My reasons for thinking this are:
The memorandum ‘Presentation Regarding a Proposed Public/Private Partnership for a Downtown Hotel, Convention Center and Arena (Ward 1) dated April 4, 2007 refers to an Attachment: Memorandum from Council member Ibarra dated March 28th, 2007, which names a different proposal than the proposal accepted and assigned as described on the ‘Administrative Action Report and Summary April 4, 2007’, which passes for the absence of minutes, as described by a city employee. Evidently the Norville proposal was the designated agenda item as detailed in the Ibarra Memo, but the proposal voted upon was evidently presented at the meeting and voted upon without prior notification of the populace that this proposal would be even mentioned, much less voted upon.
Now I really don’t have a dog in this fight, but I do respect and admire Arizona’s Open Meeting Law and would be suitably distraught if Boss Tweed appeared among us.
It looks like passing items not on the agenda during a study session is a violation and not having minutes is a violation. If the argument that the agenda item is broad in scope and that the other proposal fits in, then I must remind you that the title refers to ‘a proposed’ not ‘proposals’, which would tend to eliminate more than one presentation. Perhaps I am mistaken, but I always thought a study session was not the time for voting. What happened to the old idea that a proposal is presented at one meeting and voted upon at another?

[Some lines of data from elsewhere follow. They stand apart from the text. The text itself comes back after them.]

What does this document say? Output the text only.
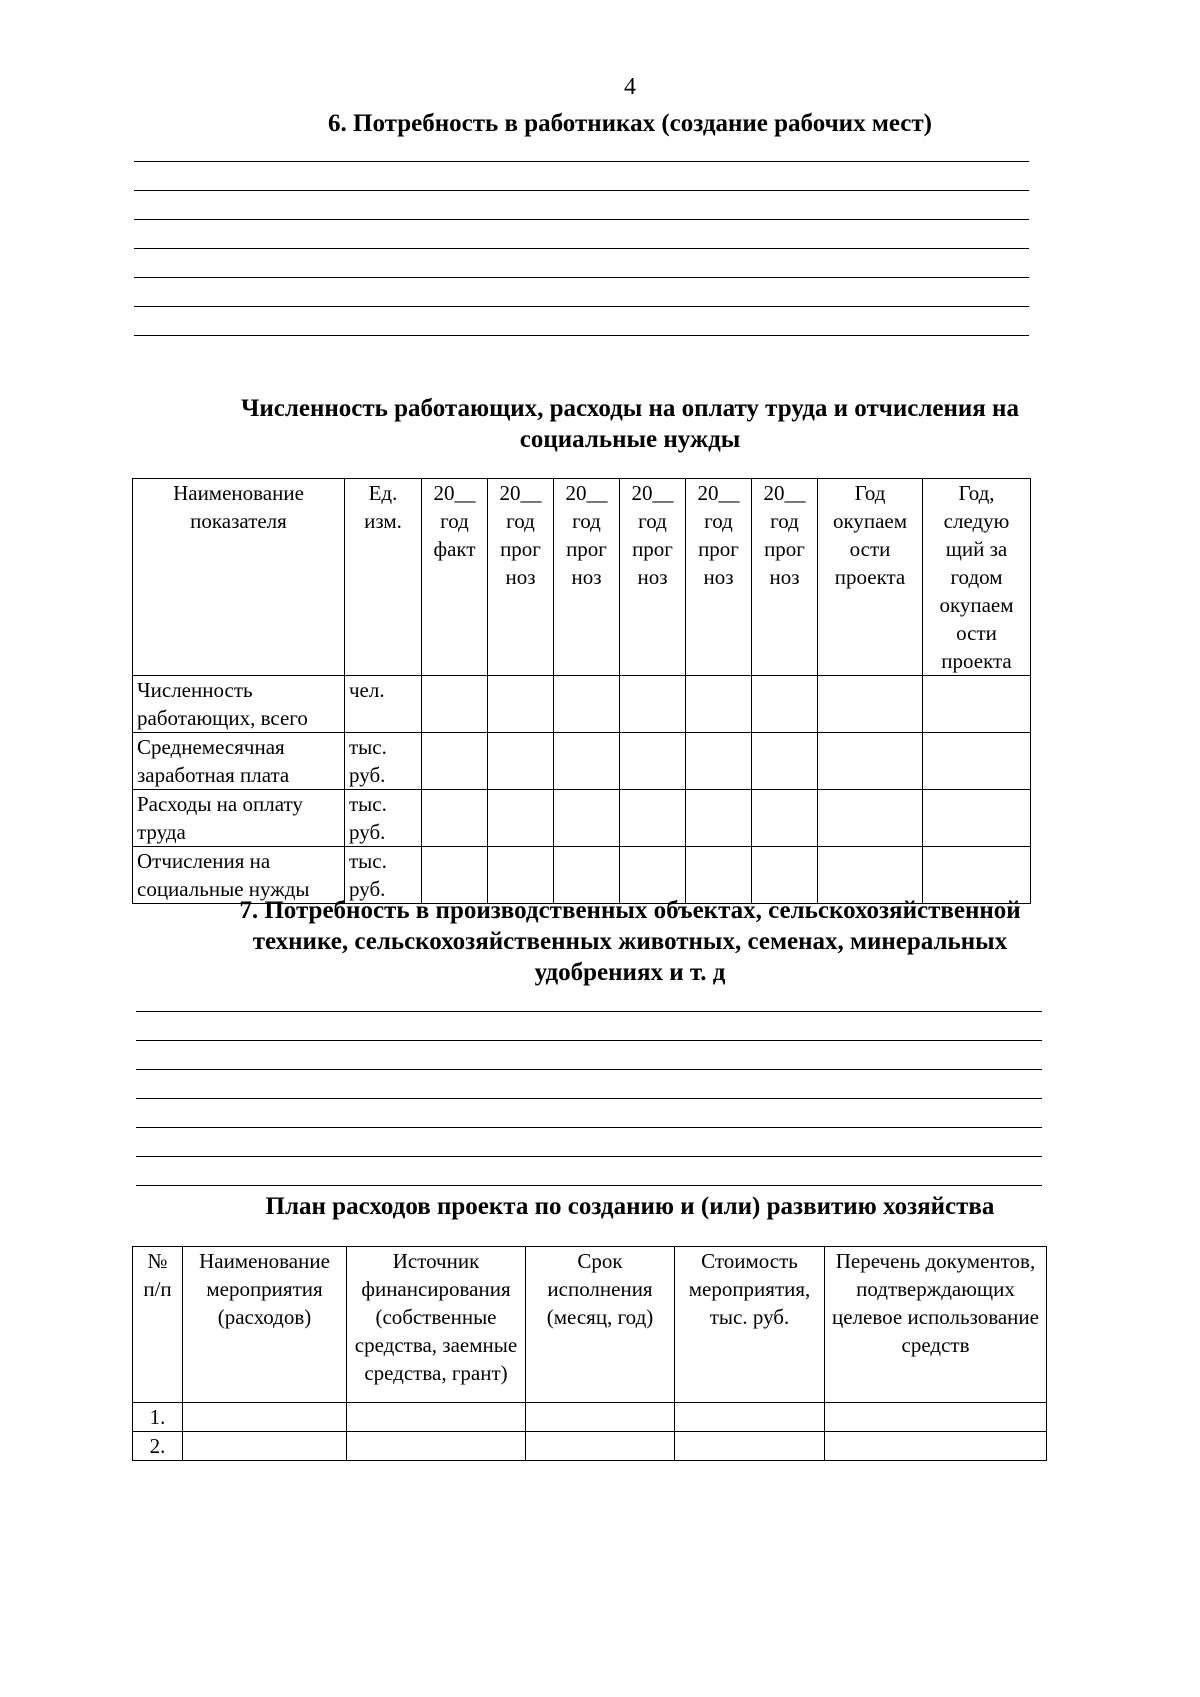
4
6. Потребность в работниках (создание рабочих мест)
Численность работающих, расходы на оплату труда и отчисления на
социальные нужды
Наименование показателя	Ед. изм.	20__ год факт	20__ год прог ноз	20__ год прог ноз	20__ год прог ноз	20__ год прог ноз	20__ год прог ноз	Год окупаем ости проекта	Год, следую щий за годом окупаем ости проекта
Численность работающих, всего	чел.								
Среднемесячная заработная плата	тыс. руб.								
Расходы на оплату труда	тыс. руб.								
Отчисления на социальные нужды	тыс. руб.								
7. Потребность в производственных объектах, сельскохозяйственной
технике, сельскохозяйственных животных, семенах, минеральных
удобрениях и т. д
План расходов проекта по созданию и (или) развитию хозяйства
№ п/п	Наименование мероприятия (расходов)	Источник финансирования (собственные средства, заемные средства, грант)	Срок исполнения (месяц, год)	Стоимость мероприятия, тыс. руб.	Перечень документов, подтверждающих целевое использование средств
1.					
2.					
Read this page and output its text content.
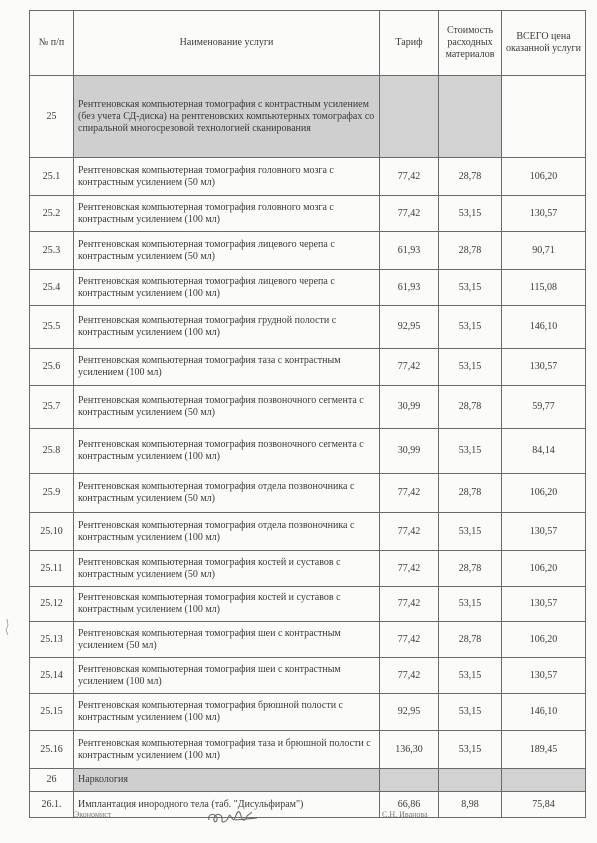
№ п/п	Наименование услуги	Тариф	Стоимость расходных материалов	ВСЕГО цена оказанной услуги
25	Рентгеновская компьютерная томография с контрастным усилением (без учета СД-диска) на рентгеновских компьютерных томографах со спиральной многосрезовой технологией сканирования			
25.1	Рентгеновская компьютерная томография головного мозга с контрастным усилением (50 мл)	77,42	28,78	106,20
25.2	Рентгеновская компьютерная томография головного мозга с контрастным усилением (100 мл)	77,42	53,15	130,57
25.3	Рентгеновская компьютерная томография лицевого черепа с контрастным усилением (50 мл)	61,93	28,78	90,71
25.4	Рентгеновская компьютерная томография лицевого черепа с контрастным усилением (100 мл)	61,93	53,15	115,08
25.5	Рентгеновская компьютерная томография грудной полости с контрастным усилением (100 мл)	92,95	53,15	146,10
25.6	Рентгеновская компьютерная томография таза с контрастным усилением (100 мл)	77,42	53,15	130,57
25.7	Рентгеновская компьютерная томография позвоночного сегмента с контрастным усилением (50 мл)	30,99	28,78	59,77
25.8	Рентгеновская компьютерная томография позвоночного сегмента с контрастным усилением (100 мл)	30,99	53,15	84,14
25.9	Рентгеновская компьютерная томография отдела позвоночника с контрастным усилением (50 мл)	77,42	28,78	106,20
25.10	Рентгеновская компьютерная томография отдела позвоночника с контрастным усилением (100 мл)	77,42	53,15	130,57
25.11	Рентгеновская компьютерная томография костей и суставов с контрастным усилением (50 мл)	77,42	28,78	106,20
25.12	Рентгеновская компьютерная томография костей и суставов с контрастным усилением (100 мл)	77,42	53,15	130,57
25.13	Рентгеновская компьютерная томография шеи с контрастным усилением (50 мл)	77,42	28,78	106,20
25.14	Рентгеновская компьютерная томография шеи с контрастным усилением (100 мл)	77,42	53,15	130,57
25.15	Рентгеновская компьютерная томография брюшной полости с контрастным усилением (100 мл)	92,95	53,15	146,10
25.16	Рентгеновская компьютерная томография таза и брюшной полости с контрастным усилением (100 мл)	136,30	53,15	189,45
26	Наркология			
26.1.	Имплантация инородного тела (таб. "Дисульфирам")	66,86	8,98	75,84
Экономист	С.Н. Иванова
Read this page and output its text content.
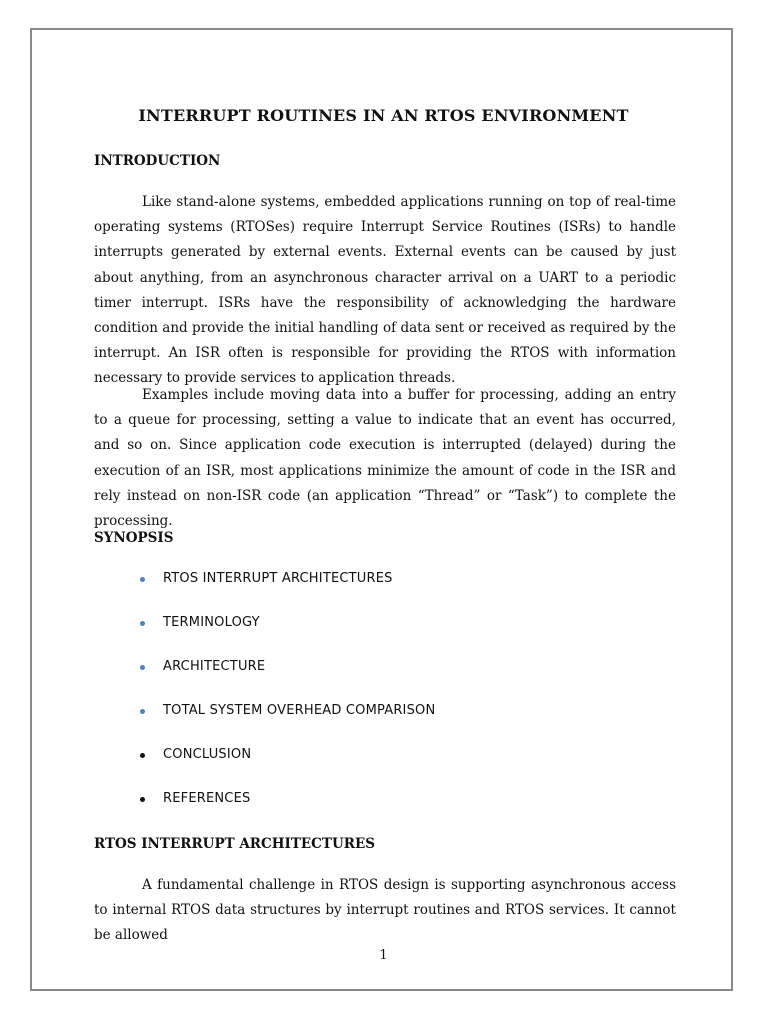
INTERRUPT ROUTINES IN AN RTOS ENVIRONMENT
INTRODUCTION
Like stand-alone systems, embedded applications running on top of real-time operating systems (RTOSes) require Interrupt Service Routines (ISRs) to handle interrupts generated by external events. External events can be caused by just about anything, from an asynchronous character arrival on a UART to a periodic timer interrupt. ISRs have the responsibility of acknowledging the hardware condition and provide the initial handling of data sent or received as required by the interrupt. An ISR often is responsible for providing the RTOS with information necessary to provide services to application threads.
Examples include moving data into a buffer for processing, adding an entry to a queue for processing, setting a value to indicate that an event has occurred, and so on. Since application code execution is interrupted (delayed) during the execution of an ISR, most applications minimize the amount of code in the ISR and rely instead on non-ISR code (an application “Thread” or “Task”) to complete the processing.
SYNOPSIS
RTOS INTERRUPT ARCHITECTURES
TERMINOLOGY
ARCHITECTURE
TOTAL SYSTEM OVERHEAD COMPARISON
CONCLUSION
REFERENCES
RTOS INTERRUPT ARCHITECTURES
A fundamental challenge in RTOS design is supporting asynchronous access to internal RTOS data structures by interrupt routines and RTOS services. It cannot be allowed
1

I remain uneasy about the idea that this ‘item was properly agendized and voted on during the Study Session Meeting. (e mail RE: city council minutes 4/13/07). What is agendizing? The published ‘administrative action report and summary’ does not resemble the agenda, memorandum, and attachment presented to the public.
Perhaps if the populace had known that the ‘new arena a described by the CS&L study’ would be a meeting topic, more people would have attended. Evidence of secrecy and violations of the Open Meeting Law should be investigated.
Exercise your voting rights and vote against secrecy in government.